The disadvantages of decentralized lending platforms include capital inefficiency, because trustless smart contracts require over-collateralization. DeFi lending suffers from the same trilemma as stablecoins discussed in the previous section. The average amount of collateral invested in MakerDao Dai vaults is currently 319.83 % and has been as high as 600 % during 2019. Development teams are working on a smart contract-based way to take collateral above the 150 % requirement and automatically invest that collateral in Compound so that the depositors of over-collateralized debt positions can earn interest on their deposits. This is referred to as “superfluid” liquid in the cryptocurrency space because the same collateral is pledged for multiple contracts. This development is expected to increase the interconnectivity of the decentralized finance applications and increase the overall systemic risk similar to rehypothecation and over-leveraged collateralized debt positions during the subprime mortgage crisis of 2008.
The DeFi movement in 2020 is expected to witness the emergence of new smart contract applications such as synthetic tracking of all financial assets, such as gold, shares, and bonds, via collateralized debt positions on Ethereum, staking of fractional amounts of cryptocurrencies with wallets that allow users to hold private keys, and decentralized credit ratings for pseudonymous accounts based on the user’s repayment record and details of the loan, such as duration, amount, and interest rate. An exciting area that is expected to impact asset management is the “social trading” trend.

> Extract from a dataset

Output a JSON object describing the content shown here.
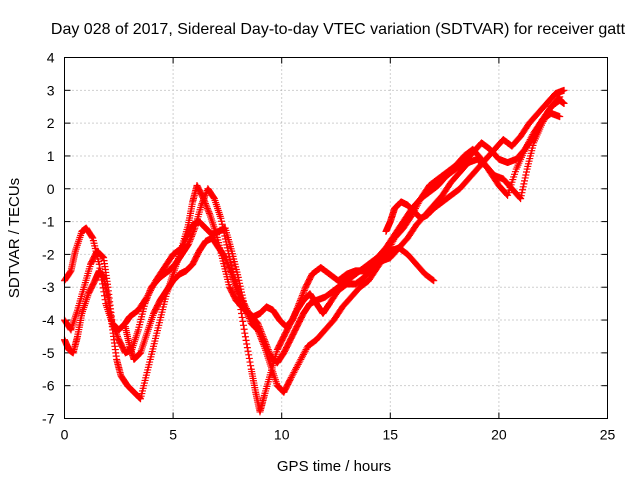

Social trading apps like settle.finance and TokenSets allow asset managers to share the performance of their crypto portfolios on social media, and their followers can automatically execute the same trades that their asset manager makes while still controlling the private key to their funds.
Overall, DeFi applications that are simple to use and understand like stablecoins are expected to gain adoption by the broader market of non-crypto retails investors that live in countries with high inflation and capital controls, whereas DeFi applications that are difficult to use and understand like minting synths on Synthetix and total return swaps on UMA and Rainbow Network are expected to gain adoption by large cryptocurrency holders and traditional hedge funds.